The G minor Fantasy is a strange composition. In its opening minutes several thematic ideas are tossed around and then, it seems, quickly cast aside. It seems a freewheeling piece and these opening pages contain some turbulent passages. Then, almost out of nowhere (at 4:55) Beethoven reveals a theme that is fairly unremarkable – by his standards – and proceeds to devote the rest of the Fantasy to variations on that theme. The abrupt ending to the work is yet another surprise. It’s not immediately obvious, at least to me, how Opp. 77 and 78 might be complementary pieces but I found Jonathan Biss’s account of the Fantasy was compelling.

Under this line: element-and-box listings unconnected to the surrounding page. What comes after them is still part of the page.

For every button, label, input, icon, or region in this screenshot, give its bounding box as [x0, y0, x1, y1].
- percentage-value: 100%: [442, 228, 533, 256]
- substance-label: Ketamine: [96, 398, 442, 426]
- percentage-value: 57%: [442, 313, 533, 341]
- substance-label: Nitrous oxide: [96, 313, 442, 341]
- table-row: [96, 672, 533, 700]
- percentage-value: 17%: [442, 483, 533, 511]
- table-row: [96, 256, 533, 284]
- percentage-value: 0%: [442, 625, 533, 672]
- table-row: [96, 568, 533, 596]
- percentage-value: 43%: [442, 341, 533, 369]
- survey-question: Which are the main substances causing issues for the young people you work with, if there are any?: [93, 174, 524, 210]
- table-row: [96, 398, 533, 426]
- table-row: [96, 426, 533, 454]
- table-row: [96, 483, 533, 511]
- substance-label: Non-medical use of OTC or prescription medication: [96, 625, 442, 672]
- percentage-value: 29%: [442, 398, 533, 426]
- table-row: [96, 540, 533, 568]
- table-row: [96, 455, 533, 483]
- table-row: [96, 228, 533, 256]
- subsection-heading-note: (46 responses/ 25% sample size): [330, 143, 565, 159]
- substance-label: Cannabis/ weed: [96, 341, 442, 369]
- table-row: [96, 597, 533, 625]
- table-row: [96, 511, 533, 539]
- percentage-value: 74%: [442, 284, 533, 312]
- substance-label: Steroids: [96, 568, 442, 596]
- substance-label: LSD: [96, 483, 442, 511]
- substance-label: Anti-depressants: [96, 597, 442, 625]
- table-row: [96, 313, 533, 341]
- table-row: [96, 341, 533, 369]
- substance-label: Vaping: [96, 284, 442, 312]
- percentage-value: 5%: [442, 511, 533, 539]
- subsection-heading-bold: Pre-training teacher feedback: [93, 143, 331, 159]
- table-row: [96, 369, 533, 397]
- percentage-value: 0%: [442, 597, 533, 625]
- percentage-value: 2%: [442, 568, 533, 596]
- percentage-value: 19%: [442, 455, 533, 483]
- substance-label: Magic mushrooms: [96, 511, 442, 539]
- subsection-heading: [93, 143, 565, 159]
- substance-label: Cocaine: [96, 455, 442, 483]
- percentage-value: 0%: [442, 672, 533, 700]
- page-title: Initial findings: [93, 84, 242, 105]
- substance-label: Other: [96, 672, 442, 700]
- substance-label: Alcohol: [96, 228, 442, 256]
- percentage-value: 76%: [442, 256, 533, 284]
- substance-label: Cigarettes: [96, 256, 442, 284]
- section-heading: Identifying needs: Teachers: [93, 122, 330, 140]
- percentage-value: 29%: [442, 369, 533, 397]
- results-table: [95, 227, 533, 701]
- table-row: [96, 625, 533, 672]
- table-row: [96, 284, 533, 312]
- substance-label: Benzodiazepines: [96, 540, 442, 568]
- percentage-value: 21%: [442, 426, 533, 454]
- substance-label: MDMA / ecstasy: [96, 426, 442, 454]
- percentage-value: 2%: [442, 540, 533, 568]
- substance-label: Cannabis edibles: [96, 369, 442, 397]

The earliest piece here is the Op. 7 sonata. As Jonathan Biss points out, this is the longest of all Beethoven’s sonatas with the exception of the Hammerklavier. He writes about it with great enthusiasm and that enthusiasm is carried over into his playing. From the very start of the first movement Beethoven displays energy and great confidence in his writing – as does Biss in his playing. There’s tremendous rhythmic vitality on display here. There are some lyrical stretches, which Biss shapes and shades most effectively, but for the most part the performance is characterised by urgency and rightly so. The gravely expressive Largo is described by Biss as “one of Beethoven’s earliest (and already breathtaking) surveys of the cosmos.” His playing is very fine here, with frequent examples of an exquisite touch, and he confirms here that he’s as well suited to the philosophical side of Beethoven as he is to the composer’s more energetic vein. In the rondo finale Biss really catches the ‘giocoso’ element, finding lots of variety along the way. He’s fiery in the “fist-shaking” central episode and eventually brings the sonata to a very satisfying conclusion.
This is a very impressive disc. Jonathan Biss is a fine, technically adept and evidently thoughtful Beethoven pianist. I enjoyed these well-recorded performances very much. Future volumes in this cycle are eagerly awaited.